Estaba
viendo la tele cuando oí un fuerte estruendo detrás de mí, justo
en la biblioteca. Me levanté extrañado y fui a comprobar qué era.
Una masa inconsistente de papel agonizaba a los pies de la
estantería. La cogí entre mis manos y desmembrando sus partes pude
adivinar que aquello había sido un libro, Crimen y castigo
para ser exactos. No supe encontrar una explicación lógica a tan
extraño incidente.
A
la noche siguiente, estando de nuevo delante de la televisión, el
inquietante ruido. Esta vez, irónicamente, había sido Ana
Karenina quien se había convertido en un manojo de papel deforme
que yacía a los pies de sus compañeros.
Unas
noches más tarde me di cuenta de lo que ocurría: los libros se
estaban suicidando. Al principio fueron los clásicos. Cuanto más
clásico, más alta la probabilidad de estamparse contra el suelo.
Después comenzaron los de filosofía, un día moría Platón y al
otro Sócrates.
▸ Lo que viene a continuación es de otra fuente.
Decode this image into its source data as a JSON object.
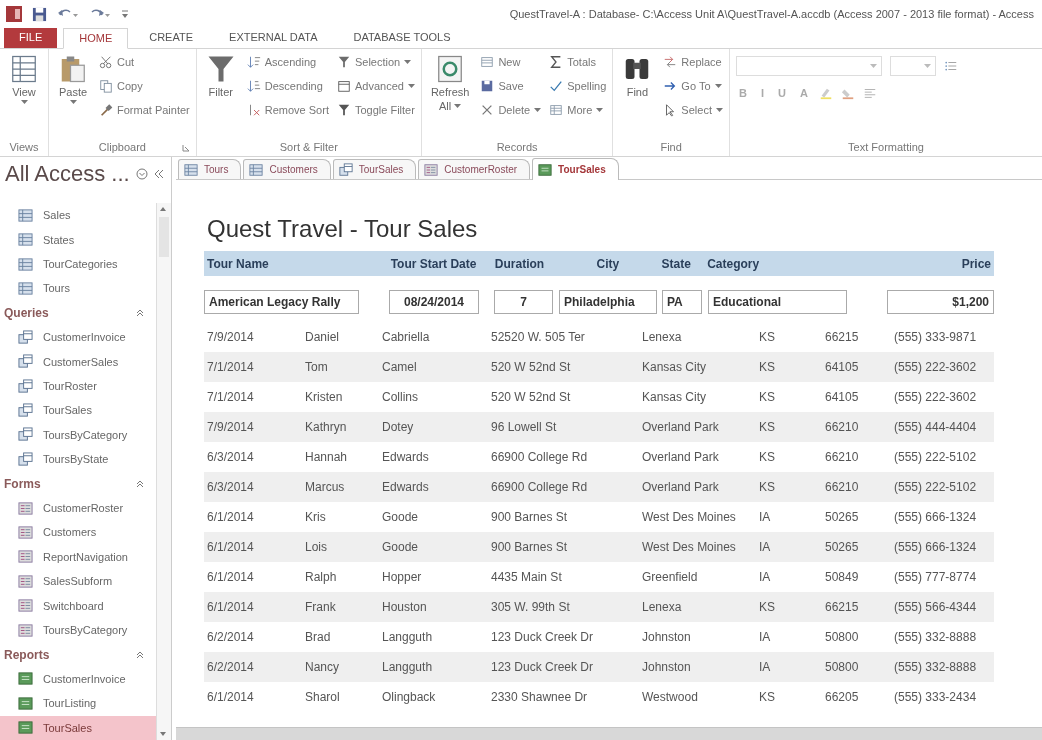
{
  "title_bar": {
    "title": "QuestTravel-A : Database- C:\\Access Unit A\\QuestTravel-A.accdb (Access 2007 - 2013 file format) - Access"
  },
  "ribbon": {
    "tabs": [
      {
        "label": "FILE",
        "kind": "file",
        "selected": false
      },
      {
        "label": "HOME",
        "kind": "tab",
        "selected": true
      },
      {
        "label": "CREATE",
        "kind": "tab",
        "selected": false
      },
      {
        "label": "EXTERNAL DATA",
        "kind": "tab",
        "selected": false
      },
      {
        "label": "DATABASE TOOLS",
        "kind": "tab",
        "selected": false
      }
    ],
    "groups": [
      {
        "label": "Views",
        "kind": "columns",
        "columns": [
          [
            {
              "label": "View",
              "kind": "large",
              "dropdown": true
            }
          ]
        ]
      },
      {
        "label": "Clipboard",
        "kind": "columns",
        "launcher": true,
        "columns": [
          [
            {
              "label": "Paste",
              "kind": "large",
              "dropdown": true
            }
          ],
          [
            {
              "label": "Cut",
              "kind": "small",
              "dropdown": false
            },
            {
              "label": "Copy",
              "kind": "small",
              "dropdown": false
            },
            {
              "label": "Format Painter",
              "kind": "small",
              "dropdown": false
            }
          ]
        ]
      },
      {
        "label": "Sort & Filter",
        "kind": "columns",
        "columns": [
          [
            {
              "label": "Filter",
              "kind": "large",
              "dropdown": false
            }
          ],
          [
            {
              "label": "Ascending",
              "kind": "small",
              "dropdown": false
            },
            {
              "label": "Descending",
              "kind": "small",
              "dropdown": false
            },
            {
              "label": "Remove Sort",
              "kind": "small",
              "dropdown": false
            }
          ],
          [
            {
              "label": "Selection",
              "kind": "small",
              "dropdown": true
            },
            {
              "label": "Advanced",
              "kind": "small",
              "dropdown": true
            },
            {
              "label": "Toggle Filter",
              "kind": "small",
              "dropdown": false
            }
          ]
        ]
      },
      {
        "label": "Records",
        "kind": "columns",
        "columns": [
          [
            {
              "label": "Refresh All",
              "kind": "large",
              "dropdown": true
            }
          ],
          [
            {
              "label": "New",
              "kind": "small",
              "dropdown": false
            },
            {
              "label": "Save",
              "kind": "small",
              "dropdown": false
            },
            {
              "label": "Delete",
              "kind": "small",
              "dropdown": true
            }
          ],
          [
            {
              "label": "Totals",
              "kind": "small",
              "dropdown": false
            },
            {
              "label": "Spelling",
              "kind": "small",
              "dropdown": false
            },
            {
              "label": "More",
              "kind": "small",
              "dropdown": true
            }
          ]
        ]
      },
      {
        "label": "Find",
        "kind": "columns",
        "columns": [
          [
            {
              "label": "Find",
              "kind": "large",
              "dropdown": false
            }
          ],
          [
            {
              "label": "Replace",
              "kind": "small",
              "dropdown": false
            },
            {
              "label": "Go To",
              "kind": "small",
              "dropdown": true
            },
            {
              "label": "Select",
              "kind": "small",
              "dropdown": true
            }
          ]
        ]
      },
      {
        "label": "Text Formatting",
        "kind": "rows",
        "rows": [
          [
            {
              "kind": "combo"
            },
            {
              "kind": "combo"
            },
            {
              "kind": "icon"
            }
          ],
          [
            {
              "kind": "letter",
              "label": "B"
            },
            {
              "kind": "letter",
              "label": "I"
            },
            {
              "kind": "letter",
              "label": "U"
            },
            {
              "kind": "letter",
              "label": "A"
            },
            {
              "kind": "icon"
            },
            {
              "kind": "icon"
            },
            {
              "kind": "icon"
            }
          ]
        ]
      }
    ]
  },
  "nav_pane": {
    "title": "All Access ...",
    "sections": [
      {
        "kind": "table",
        "items": [
          {
            "label": "Sales",
            "selected": false
          },
          {
            "label": "States",
            "selected": false
          },
          {
            "label": "TourCategories",
            "selected": false
          },
          {
            "label": "Tours",
            "selected": false
          }
        ]
      },
      {
        "kind": "query",
        "header": "Queries",
        "expanded": true,
        "items": [
          {
            "label": "CustomerInvoice",
            "selected": false
          },
          {
            "label": "CustomerSales",
            "selected": false
          },
          {
            "label": "TourRoster",
            "selected": false
          },
          {
            "label": "TourSales",
            "selected": false
          },
          {
            "label": "ToursByCategory",
            "selected": false
          },
          {
            "label": "ToursByState",
            "selected": false
          }
        ]
      },
      {
        "kind": "form",
        "header": "Forms",
        "expanded": true,
        "items": [
          {
            "label": "CustomerRoster",
            "selected": false
          },
          {
            "label": "Customers",
            "selected": false
          },
          {
            "label": "ReportNavigation",
            "selected": false
          },
          {
            "label": "SalesSubform",
            "selected": false
          },
          {
            "label": "Switchboard",
            "selected": false
          },
          {
            "label": "ToursByCategory",
            "selected": false
          }
        ]
      },
      {
        "kind": "report",
        "header": "Reports",
        "expanded": true,
        "items": [
          {
            "label": "CustomerInvoice",
            "selected": false
          },
          {
            "label": "TourListing",
            "selected": false
          },
          {
            "label": "TourSales",
            "selected": true
          }
        ]
      }
    ]
  },
  "document_tabs": [
    {
      "label": "Tours",
      "kind": "table",
      "selected": false
    },
    {
      "label": "Customers",
      "kind": "table",
      "selected": false
    },
    {
      "label": "TourSales",
      "kind": "query",
      "selected": false
    },
    {
      "label": "CustomerRoster",
      "kind": "form",
      "selected": false
    },
    {
      "label": "TourSales",
      "kind": "report",
      "selected": true
    }
  ],
  "report": {
    "title": "Quest Travel - Tour Sales",
    "tour_header": {
      "labels": [
        "Tour Name",
        "Tour Start Date",
        "Duration",
        "City",
        "State",
        "Category",
        "Price"
      ],
      "values": [
        "American Legacy Rally",
        "08/24/2014",
        "7",
        "Philadelphia",
        "PA",
        "Educational",
        "$1,200"
      ]
    },
    "detail_lines": [
      [
        "7/9/2014",
        "Daniel",
        "Cabriella",
        "52520 W. 505 Ter",
        "Lenexa",
        "KS",
        "66215",
        "(555) 333-9871"
      ],
      [
        "7/1/2014",
        "Tom",
        "Camel",
        "520 W 52nd St",
        "Kansas City",
        "KS",
        "64105",
        "(555) 222-3602"
      ],
      [
        "7/1/2014",
        "Kristen",
        "Collins",
        "520 W 52nd St",
        "Kansas City",
        "KS",
        "64105",
        "(555) 222-3602"
      ],
      [
        "7/9/2014",
        "Kathryn",
        "Dotey",
        "96 Lowell St",
        "Overland Park",
        "KS",
        "66210",
        "(555) 444-4404"
      ],
      [
        "6/3/2014",
        "Hannah",
        "Edwards",
        "66900 College Rd",
        "Overland Park",
        "KS",
        "66210",
        "(555) 222-5102"
      ],
      [
        "6/3/2014",
        "Marcus",
        "Edwards",
        "66900 College Rd",
        "Overland Park",
        "KS",
        "66210",
        "(555) 222-5102"
      ],
      [
        "6/1/2014",
        "Kris",
        "Goode",
        "900 Barnes St",
        "West Des Moines",
        "IA",
        "50265",
        "(555) 666-1324"
      ],
      [
        "6/1/2014",
        "Lois",
        "Goode",
        "900 Barnes St",
        "West Des Moines",
        "IA",
        "50265",
        "(555) 666-1324"
      ],
      [
        "6/1/2014",
        "Ralph",
        "Hopper",
        "4435 Main St",
        "Greenfield",
        "IA",
        "50849",
        "(555) 777-8774"
      ],
      [
        "6/1/2014",
        "Frank",
        "Houston",
        "305 W. 99th St",
        "Lenexa",
        "KS",
        "66215",
        "(555) 566-4344"
      ],
      [
        "6/2/2014",
        "Brad",
        "Langguth",
        "123 Duck Creek Dr",
        "Johnston",
        "IA",
        "50800",
        "(555) 332-8888"
      ],
      [
        "6/2/2014",
        "Nancy",
        "Langguth",
        "123 Duck Creek Dr",
        "Johnston",
        "IA",
        "50800",
        "(555) 332-8888"
      ],
      [
        "6/1/2014",
        "Sharol",
        "Olingback",
        "2330 Shawnee Dr",
        "Westwood",
        "KS",
        "66205",
        "(555) 333-2434"
      ]
    ]
  }
}
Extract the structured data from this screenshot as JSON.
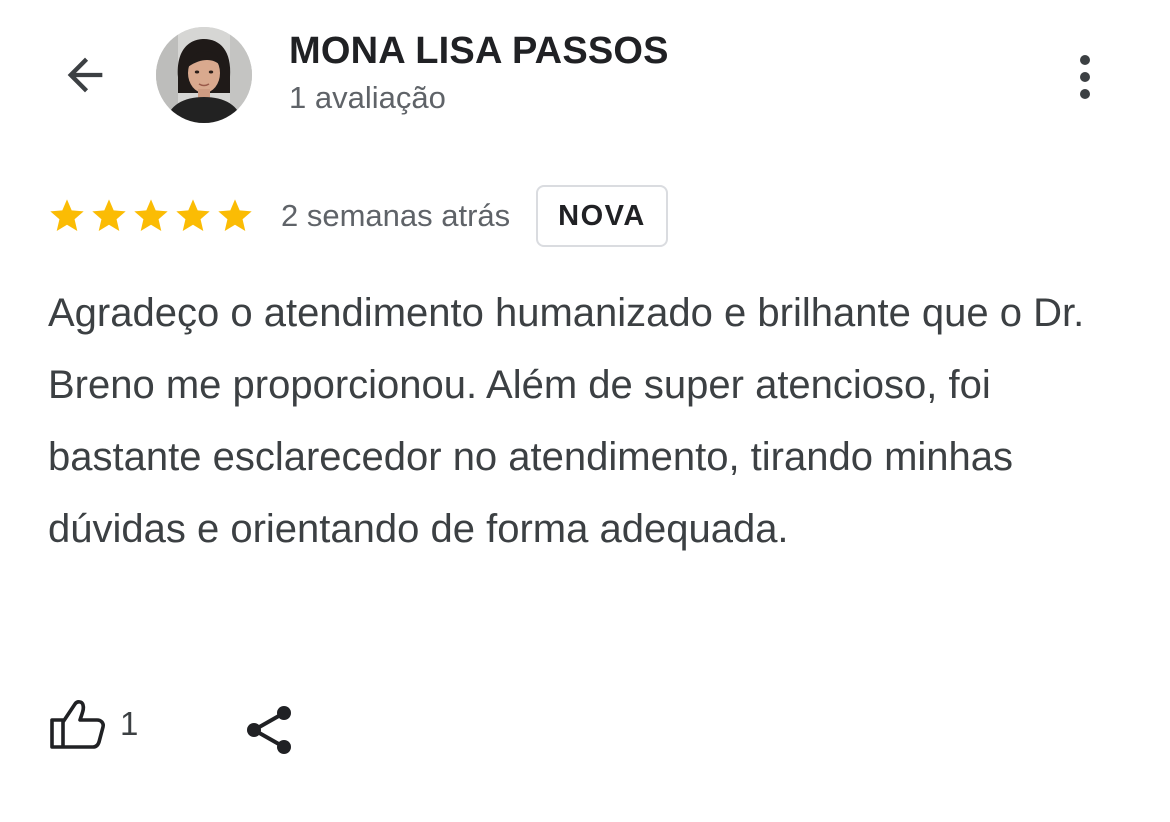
{
  "header": {
    "back_icon": "arrow-back-icon",
    "reviewer_name": "MONA LISA PASSOS",
    "review_count": "1 avaliação",
    "more_icon": "more-vert-icon"
  },
  "review": {
    "rating": 5,
    "max_rating": 5,
    "star_color": "#FBBC04",
    "time": "2 semanas atrás",
    "badge": "NOVA",
    "text": "Agradeço o atendimento humanizado e brilhante que o Dr. Breno me proporcionou. Além de super atencioso, foi bastante esclarecedor no atendimento, tirando minhas dúvidas e orientando de forma adequada."
  },
  "actions": {
    "like_icon": "thumb-up-icon",
    "like_count": "1",
    "share_icon": "share-icon"
  }
}
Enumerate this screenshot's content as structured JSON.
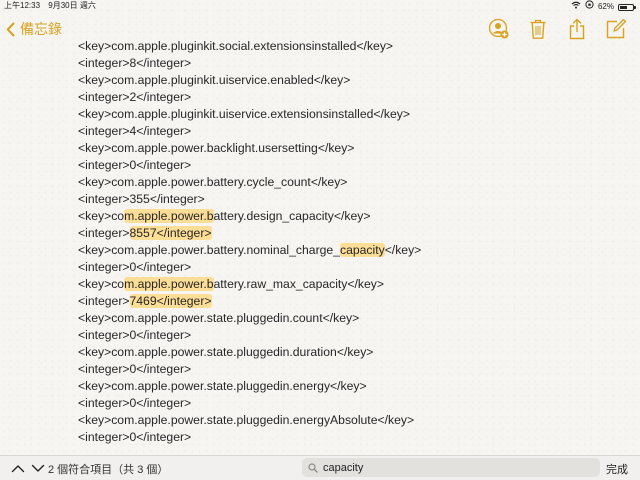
{
  "status_bar": {
    "time": "上午12:33",
    "date": "9月30日 週六",
    "battery": "62%",
    "battery_level": 0.62
  },
  "nav": {
    "back_label": "備忘錄"
  },
  "note": {
    "lines": [
      {
        "pre": "<key>com.apple.pluginkit.social.extensionsinstalled</key>",
        "hl": "",
        "post": ""
      },
      {
        "pre": "<integer>8</integer>",
        "hl": "",
        "post": ""
      },
      {
        "pre": "<key>com.apple.pluginkit.uiservice.enabled</key>",
        "hl": "",
        "post": ""
      },
      {
        "pre": "<integer>2</integer>",
        "hl": "",
        "post": ""
      },
      {
        "pre": "<key>com.apple.pluginkit.uiservice.extensionsinstalled</key>",
        "hl": "",
        "post": ""
      },
      {
        "pre": "<integer>4</integer>",
        "hl": "",
        "post": ""
      },
      {
        "pre": "<key>com.apple.power.backlight.usersetting</key>",
        "hl": "",
        "post": ""
      },
      {
        "pre": "<integer>0</integer>",
        "hl": "",
        "post": ""
      },
      {
        "pre": "<key>com.apple.power.battery.cycle_count</key>",
        "hl": "",
        "post": ""
      },
      {
        "pre": "<integer>355</integer>",
        "hl": "",
        "post": ""
      },
      {
        "pre": "<key>co",
        "hl": "m.apple.power.b",
        "post": "attery.design_capacity</key>"
      },
      {
        "pre": "<integer>",
        "hl": "8557</integer>",
        "post": ""
      },
      {
        "pre": "<key>com.apple.power.battery.nominal_charge_",
        "hl": "capacity",
        "post": "</key>"
      },
      {
        "pre": "<integer>0</integer>",
        "hl": "",
        "post": ""
      },
      {
        "pre": "<key>co",
        "hl": "m.apple.power.b",
        "post": "attery.raw_max_capacity</key>"
      },
      {
        "pre": "<integer>",
        "hl": "7469</integer>",
        "post": ""
      },
      {
        "pre": "<key>com.apple.power.state.pluggedin.count</key>",
        "hl": "",
        "post": ""
      },
      {
        "pre": "<integer>0</integer>",
        "hl": "",
        "post": ""
      },
      {
        "pre": "<key>com.apple.power.state.pluggedin.duration</key>",
        "hl": "",
        "post": ""
      },
      {
        "pre": "<integer>0</integer>",
        "hl": "",
        "post": ""
      },
      {
        "pre": "<key>com.apple.power.state.pluggedin.energy</key>",
        "hl": "",
        "post": ""
      },
      {
        "pre": "<integer>0</integer>",
        "hl": "",
        "post": ""
      },
      {
        "pre": "<key>com.apple.power.state.pluggedin.energyAbsolute</key>",
        "hl": "",
        "post": ""
      },
      {
        "pre": "<integer>0</integer>",
        "hl": "",
        "post": ""
      }
    ]
  },
  "find_bar": {
    "match_count": "2 個符合項目（共 3 個）",
    "search_value": "capacity",
    "done_label": "完成"
  },
  "colors": {
    "accent": "#d9a321",
    "highlight": "#ffd678"
  }
}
Luego les siguieron autores contemporáneos como
Hemingway, Dos Passos, Nabokov…
Mi
biblioteca estaba desapareciendo a pasos agigantados. Había noches
de suicidios colectivos y yo, por más que me esforzaba, no conseguía
encontrar un rasgo común entre las obras kamikazes que me permitiera
saber cuál iba a ser la siguiente. Una noche decidí no encender la
televisión para vigilar atentamente los libros. Aquella noche no se
suicidó ninguno.
Un koala en el armario. Gines S. Cutillas.